On the falling edge of the first master clock pulse, flop 510 receives the logic high of the control signal CG and, after a clock-to-Q delay D3, drives the signal QOUT high. The signal QOUT then falls after delay D4, which may or may not be equal to delay D3, after the falling edge of the second master clock pulse.
As further shown in FIGS. 6A–6D, the rising and falling edges of the second master clock pulse then clock the logic state of the signal QOUT through AND gate 512 to form the gated clock signal GCLK with a phase and pulse width PW that match the phase and pulse width PW of the master clock signal MCLK.

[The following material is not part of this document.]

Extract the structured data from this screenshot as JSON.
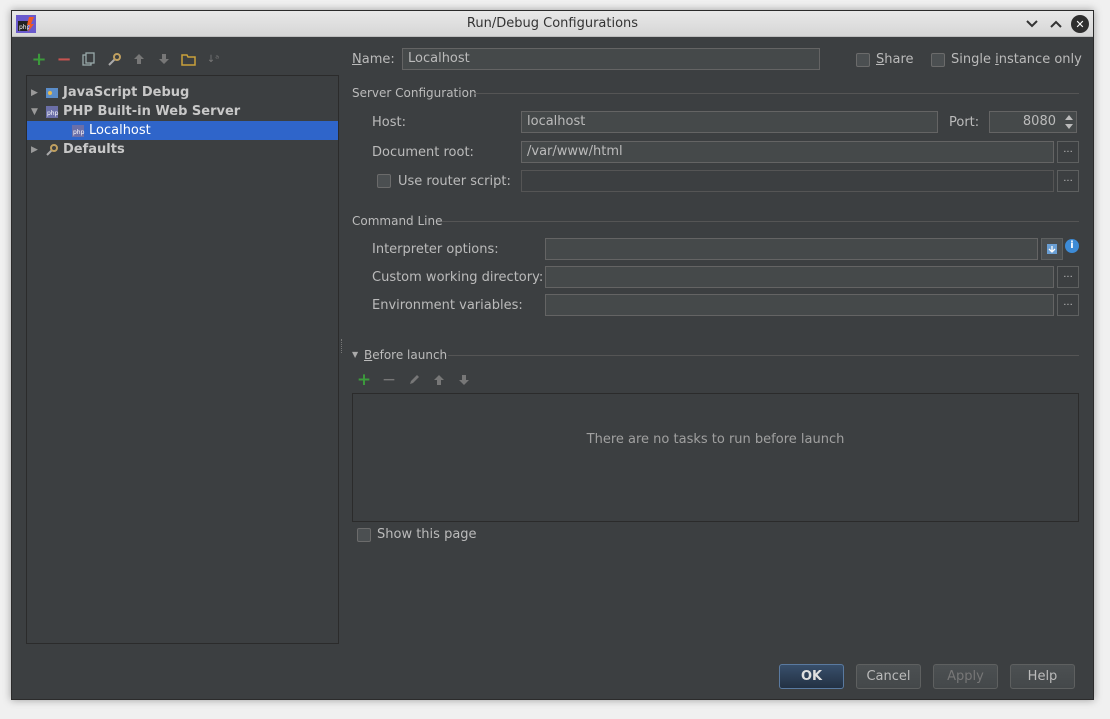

Although gated clock circuit 500 generates full-width, glitch-free clock pulses, circuit 500 imposes a highly undesirable timing constraint on the control signal CG. As previously described, the rising edge of the control signal CG has a delay D1 with respect to a rising edge of the master clock signal MCLK.
However, as shown in FIGS. 6A–6D, flop 510 samples the control signal CG on the falling edge of the master clock signal MCLK. Therefore, the control signal CG only has one-half of the clock period (minus the set up time of flop 510) to become valid.

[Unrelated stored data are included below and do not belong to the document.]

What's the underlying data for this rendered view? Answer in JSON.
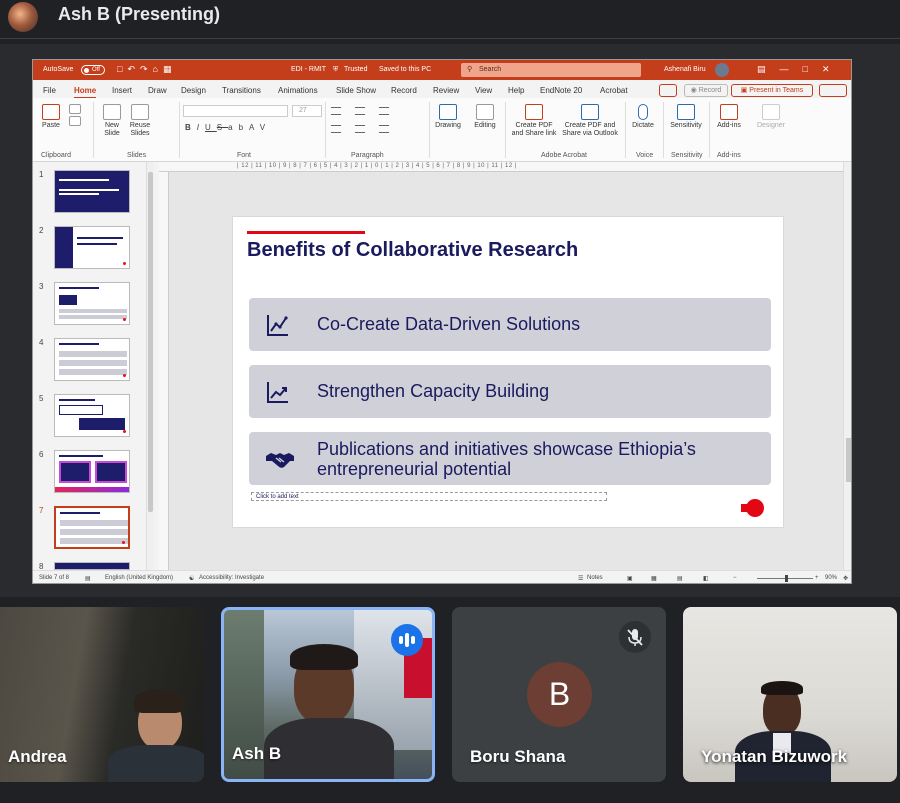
{
  "meeting": {
    "presenter_label": "Ash B (Presenting)"
  },
  "ppt": {
    "titlebar": {
      "autosave_label": "AutoSave",
      "autosave_state": "Off",
      "file_name": "EDI - RMIT",
      "trusted_label": "Trusted",
      "saved_status": "Saved to this PC",
      "search_placeholder": "Search",
      "user_name": "Ashenafi Biru"
    },
    "menu": [
      "File",
      "Home",
      "Insert",
      "Draw",
      "Design",
      "Transitions",
      "Animations",
      "Slide Show",
      "Record",
      "Review",
      "View",
      "Help",
      "EndNote 20",
      "Acrobat"
    ],
    "active_menu": "Home",
    "record_label": "Record",
    "present_label": "Present in Teams",
    "ribbon": {
      "paste": "Paste",
      "new_slide": "New\nSlide",
      "reuse_slides": "Reuse\nSlides",
      "drawing": "Drawing",
      "editing": "Editing",
      "create_pdf": "Create PDF\nand Share link",
      "create_pdf_outlook": "Create PDF and\nShare via Outlook",
      "dictate": "Dictate",
      "sensitivity": "Sensitivity",
      "addins": "Add-ins",
      "designer": "Designer",
      "font_size": "27",
      "groups": {
        "clipboard": "Clipboard",
        "slides": "Slides",
        "font": "Font",
        "paragraph": "Paragraph",
        "acrobat": "Adobe Acrobat",
        "voice": "Voice",
        "sensitivity": "Sensitivity",
        "addins": "Add-ins"
      }
    },
    "ruler_ticks": "| 12 | 11 | 10 | 9 | 8 | 7 | 6 | 5 | 4 | 3 | 2 | 1 | 0 | 1 | 2 | 3 | 4 | 5 | 6 | 7 | 8 | 9 | 10 | 11 | 12 |",
    "thumbnails": [
      "1",
      "2",
      "3",
      "4",
      "5",
      "6",
      "7",
      "8"
    ],
    "selected_slide": 7,
    "slide": {
      "title": "Benefits of Collaborative Research",
      "items": [
        {
          "text": "Co-Create Data-Driven Solutions",
          "icon": "chart-line-icon"
        },
        {
          "text": "Strengthen Capacity Building",
          "icon": "trend-up-icon"
        },
        {
          "text": "Publications and initiatives showcase Ethiopia’s entrepreneurial potential",
          "icon": "handshake-icon"
        }
      ],
      "placeholder": "Click to add text"
    },
    "status": {
      "slide_count": "Slide 7 of 8",
      "language": "English (United Kingdom)",
      "accessibility": "Accessibility: Investigate",
      "notes": "Notes",
      "zoom": "90%"
    }
  },
  "participants": [
    {
      "name": "Andrea"
    },
    {
      "name": "Ash B",
      "speaking": true
    },
    {
      "name": "Boru Shana",
      "initial": "B",
      "muted": true,
      "avatar_color": "#6d3e33"
    },
    {
      "name": "Yonatan Bizuwork"
    }
  ],
  "colors": {
    "ppt_accent": "#c43e1c",
    "slide_navy": "#1a1a5e",
    "slide_red": "#e30613",
    "speaking_ring": "#8ab4f8"
  }
}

Stating this in equation form:D1MAX+TSETUP=PW,  EQ. 1where D1MAX is the maximum allowable delay for the rising edge of the control gate CG with respect to a rising edge of the master clock signal MCLK, TSETUP is the setup time of flop 510, and PW is the pulse width of the master clock signal MCLK.
Solving for D1MAX yields,D1MAX=PW−TSETUP,  EQ. 2
For most systems, the pulse width of the clock signal is equal to ½ of the clock period. In equation form, PW=TCLK/2, where TCLK represents a clock period.
Thus, EQ. 2 can be rewritten as:D1MAX=TCLK/2−TSETUP.  EQ. 3
The logic signals in a fully synchronous logic design usually have a full clock period (minus the flip-flop set up time) to become valid. However, as shown by EQ. 3, D1MAX is less than ½ of the clock period. As a result, the control signal CG must become valid in less than ½ of the clock period. In other words, the control signal CG must be twice as fast as the other logic signals. However, in many applications, especially in high speed logic applications, this condition is almost impossible to meet.